Any new legislative reforms should focus primarily on eliminating bureaucratic waste and making both VOA and surrogate broadcasters journalistically more independent, but also accountable. VOA and the surrogates definitely do not belong together, as they have different missions and perform best on their own.

I must admit that what made the VOA Polish Service successful when I was a service chief, was a refocus on Poland-related news, but with a strong U.S. perspective. I listened to RFE on shortwave radio in Washington to find out what was really going on in Poland to plan our broadcasts appropriately, but VOA would never have been able to match RFE’s ability to report surrogate news and provide surrogate commentary. However, by focusing on U.S. responses to events in Poland, VOA provided a valuable service both to the people of Poland and to the American people who are paying for U.S. international media outreach. For strategically important countries, and for some countries in crisis, having both VOA and surrogate broadcasts makes good sense. For most countries such duplication should be avoided.
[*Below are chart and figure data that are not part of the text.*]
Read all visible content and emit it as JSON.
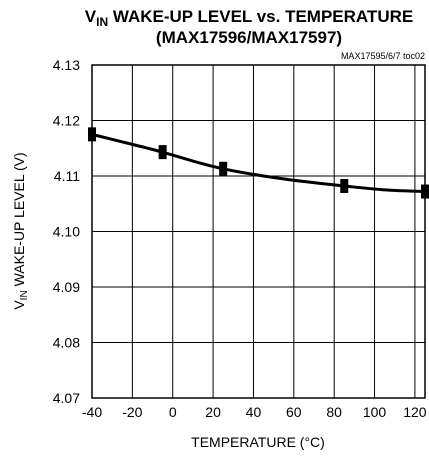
{
  "chart_data": {
    "type": "line",
    "title_parts": {
      "prefix": "V",
      "subscript": "IN",
      "suffix": " WAKE-UP LEVEL vs. TEMPERATURE"
    },
    "subtitle": "(MAX17596/MAX17597)",
    "reference": "MAX17595/6/7 toc02",
    "xlabel": "TEMPERATURE (°C)",
    "ylabel_parts": {
      "prefix": "V",
      "subscript": "IN",
      "suffix": " WAKE-UP LEVEL (V)"
    },
    "xlim": [
      -40,
      125
    ],
    "ylim": [
      4.07,
      4.13
    ],
    "x_ticks": [
      -40,
      -20,
      0,
      20,
      40,
      60,
      80,
      100,
      120
    ],
    "x_tick_labels": [
      "-40",
      "-20",
      "0",
      "20",
      "40",
      "60",
      "80",
      "100",
      "120"
    ],
    "y_ticks": [
      4.07,
      4.08,
      4.09,
      4.1,
      4.11,
      4.12,
      4.13
    ],
    "y_tick_labels": [
      "4.07",
      "4.08",
      "4.09",
      "4.10",
      "4.11",
      "4.12",
      "4.13"
    ],
    "grid": true,
    "series": [
      {
        "x": [
          -40,
          -20,
          -5,
          10,
          25,
          45,
          65,
          85,
          105,
          125
        ],
        "y": [
          4.1175,
          4.1157,
          4.1143,
          4.1127,
          4.1113,
          4.11,
          4.109,
          4.1082,
          4.1075,
          4.1072
        ]
      }
    ],
    "markers": {
      "x": [
        -40,
        -5,
        25,
        85,
        125
      ],
      "y": [
        4.1175,
        4.1143,
        4.1113,
        4.1082,
        4.1072
      ]
    },
    "color": "#000000"
  }
}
Arguments that a central Washington bureaucracy can run all of U.S. international media outreach are a recipe for keeping the defunct status quo. It is worth remembering that prominent Americans of both political parties, including General Eisenhower and George Kennan, pushed hard for creating Radio Free Europe as a separate, non-governmental entity after concluding that Washington-based VOA has become ineffective. Thanks to them, RFE/RL became the great success story of the Cold War. Eventually VOA also managed to play a constructive role. But VOA never came close to having the kind of influence and impact RFE/RL had and continues to have in some countries.